The dangers of Hegseth’s overly hasty Pentagon personnel review

Apr 4, 2025 - 09:00
The dangers of Hegseth’s overly hasty Pentagon personnel review

Secretary of Defense Pete Hegseth issued a memorandum on March 28 announcing that he would “realign the size of our civilian workforce and strategically restructure it to supercharge our American warfighters."

He went on to write that “an honest analysis will reveal opportunities to consolidate duplicative functions, reject excessive bureaucracy and implement technological solutions that automate tasks, particularly at the headquarters level. The net effect will be a reduction in the number of civilian full-time equivalent positions.”

To this end, Hegseth has charged the under secretary for Personnel and Readiness to offer early retirement to eligible civilian employees at the Department of Defense. There is no confirmed under secretary, however — only an official "performing the duties" of under secretary.

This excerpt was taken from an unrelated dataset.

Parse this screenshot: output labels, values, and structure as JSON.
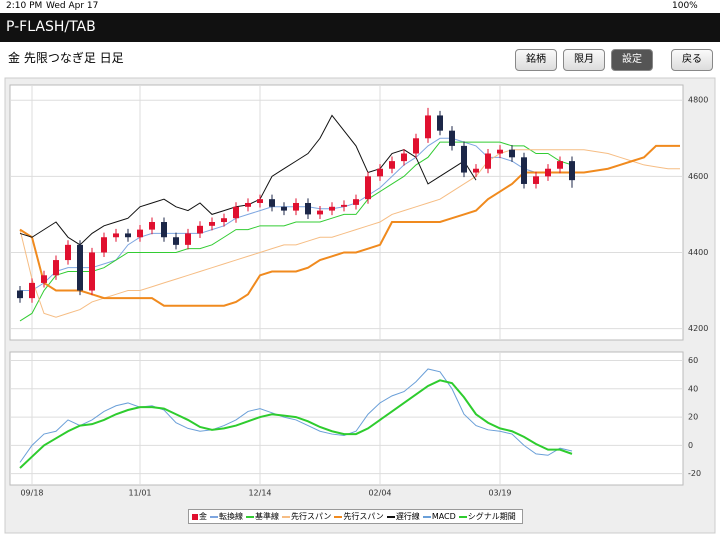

Traditionally, officials serving in this capacity tend to be reticent about taking any bold actions that might cause them problems once their Senate-confirmed boss takes office. Their safest route is merely to rubberstamp whatever document their staff produces. How eager the current acting under secretary will be to identify and then press officials to take early retirement is therefore rather uncertain.

There is much to commend Hegseth’s objectives. Between 2007 (when the U.S. was at war in both Iraq and Afghanistan) and 2024, when America was not involved in a major conflict, the department increased its civilian personnel rolls by 137,000. There are undoubtedly far too many civilians working at the Defense Department, and that personnel reductions are very much in order.

The difficulty with Hegseth’s plan is that he has given the heads of military departments (there is only an acting secretary of the Air Force), the chairman of the Joint Chiefs of Staff (a role that the vice chairman currently fills) and other top Pentagon officials, several of whom have yet to be confirmed by the Senate, less than two weeks to complete what he terms “required analysis.” He calls for the analysis to “include functional areas, consolidate management hierarchy, and position titles and counts [that are] clearly depicted.” And the acting under secretary for Personnel is to submit all of this by April 11.

There is simply no way to complete a thorough analysis in such a short timeframe, even if it is only “initial” and would be subject to further review and amendment.

The so-called analysis resembles nothing more than a budget “cut-drill.” These exercises are the bane of departmental programmers and budgeteers who work tirelessly to produce a balanced program that meets White House top-line requirements.

“Cut-drills” can sometimes be conducted in as little as a weekend. They rarely involve serious analysis. Instead, they invariably target new programs that do not interest either military or civilian officials who are unfamiliar with them, or designate programs that officials realistically expect Congress to restore. The latter are termed “gold watches.”

To put it another way, “cut drills” do not achieve their intended objective of identifying wasteful or duplicative programs.

The current personnel exercise could well yield similar unhelpful results. Officials whom their superiors may dislike, or be biased against for whatever reason, or who, for their part, feel that they are unwanted, could be pressed to take early retirement, no matter how capable they are.

Others may choose to retire because they are talented enough to move to private sector jobs that are likely to pay them much more than their government salaries.

The great danger is that those who choose to stay on will be the mediocre time-servers who have spent their careers checking the right boxes and who should be forced out, but who will use their bureaucratic skills — perhaps the only skills they have — to survive the purge.

At the same time, hasty analysis will consolidate offices without sufficient investigation to determine how much their activities really overlap. Numbers will be reduced without analyzing the role of each official in a given office. Activities that seem to demand lower priority will be done away with, while others will be cut in the expectation that Congress will restore them — the “gold watch” effect.

The Pentagon would do well to give senior officials more time, especially those who are so new to their jobs that they invariably will rely on lower-level staffers whose objectives could well be far different from their own — or, for that matter, those of the Secretary of Defense.

Giving top officials perhaps six months to complete a preliminary review, based as much on their perceptions of how their staffs operate as on the views of their subordinates, would serve the secretary and his deputy — to whom the under secretary is to provide the initial proposal — far more effectively. And by that time, Congress may well have confirmed the new under secretary of Defense for Personnel and Readiness, who would have far more clout when taking charge of the entire effort.

Dov S. Zakheim is a senior adviser at the Center for Strategic and International Studies and vice chairman of the board for the Foreign Policy Research Institute. He was undersecretary of Defense (comptroller) and chief financial officer for the Department of Defense from 2001 to 2004 and a deputy undersecretary of Defense from 1985 to 1987.